The first credit union cooperative started in Germany over a century ago. Today, credit unions are found everywhere in the world. The credit union movement started in Manchester, New Hampshire. There, the St. Mary’s Cooperative Credit Association, a church affiliated credit union, opened its doors in 1909. Today, one in every three Americans is a credit union member. Click here to learn more about Members Heritage’s history.
Who Owns a Credit Union?
Most financial institutions are owned by stockholders, who own a part of the institution and intend on making money from their investment. A credit union doesn’t operate in that manner. Rather, each credit union member owns one “share” of the organization. The user of credit union services is also an owner, and is even entitled to vote on important issues, such as the election of member representatives to serve on the board of directors.

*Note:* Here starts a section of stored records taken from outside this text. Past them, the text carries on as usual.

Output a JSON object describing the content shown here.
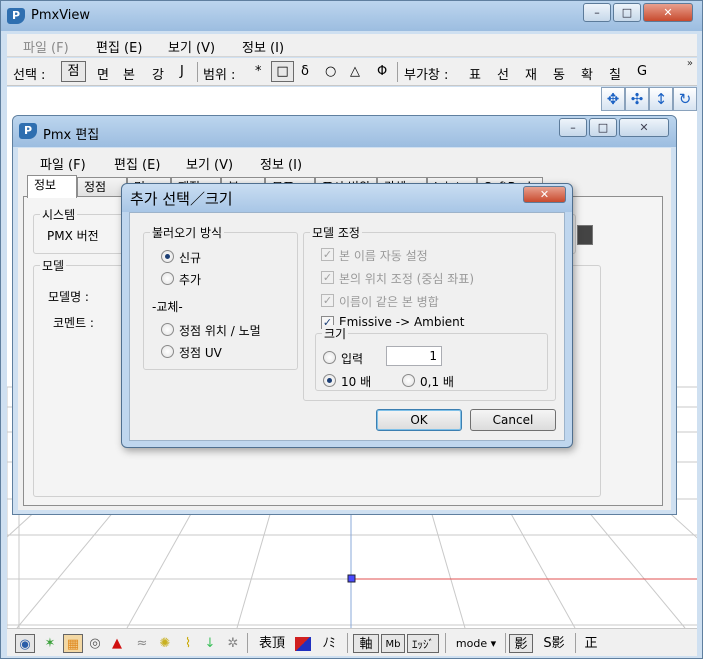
{
  "main": {
    "title": "PmxView",
    "menu": [
      "파일 (F)",
      "편집 (E)",
      "보기 (V)",
      "정보 (I)"
    ],
    "toolbar": {
      "select_label": "선택 :",
      "select_items": [
        "점",
        "면",
        "본",
        "강",
        "J"
      ],
      "range_label": "범위 :",
      "range_items": [
        "*",
        "□",
        "δ",
        "○",
        "△",
        "Φ"
      ],
      "aux_label": "부가창 :",
      "aux_items": [
        "표",
        "선",
        "재",
        "동",
        "확",
        "칠",
        "G"
      ],
      "overflow": "»"
    },
    "status": {
      "items": [
        "表頂",
        "ﾉﾐ",
        "軸",
        "Mb",
        "ｴｯｼﾞ",
        "mode ▾",
        "影",
        "S影",
        "正"
      ]
    }
  },
  "editor": {
    "title": "Pmx 편집",
    "menu": [
      "파일 (F)",
      "편집 (E)",
      "보기 (V)",
      "정보 (I)"
    ],
    "tabs": [
      "정보",
      "정점",
      "면",
      "재질",
      "본",
      "모프",
      "표시 범위",
      "강체",
      "Joint",
      "SoftBody"
    ],
    "system_label": "시스템",
    "pmx_version_label": "PMX 버전",
    "model_label": "모델",
    "model_name_label": "모델명 :",
    "comment_label": "코멘트 :"
  },
  "dialog": {
    "title": "추가 선택／크기",
    "load_method": {
      "label": "불러오기 방식",
      "new": "신규",
      "add": "추가",
      "replace_label": "-교체-",
      "vertex_pos_normal": "정점 위치 / 노멀",
      "vertex_uv": "정점 UV"
    },
    "model_adjust": {
      "label": "모델 조정",
      "auto_bone_name": "본 이름 자동 설정",
      "bone_pos_adjust": "본의 위치 조정 (중심 좌표)",
      "merge_same_bone": "이름이 같은 본 병합",
      "emissive_ambient": "Emissive -> Ambient"
    },
    "size": {
      "label": "크기",
      "input_label": "입력",
      "input_value": "1",
      "x10_label": "10 배",
      "x01_label": "0,1 배"
    },
    "ok": "OK",
    "cancel": "Cancel"
  }
}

What Is the Purpose of a Credit Union?
The primary purpose in furthering their goal of service is to encourage members to save money. Another purpose is to offer loans to members. In fact, credit unions have traditionally made loans to people of ordinary means. Credit unions can charge lower rates for loans (as well as pay higher dividends on savings) because they are nonprofit cooperatives. Rather than paying profits to stockholders, credit unions return earnings to members in the form of dividends or improved services.
Are Savings Deposits Insured?
Yes. All Share Savings accounts are insured up to $250,000 by the NCUA, the National Credit Union Administration, an agency of the federal government.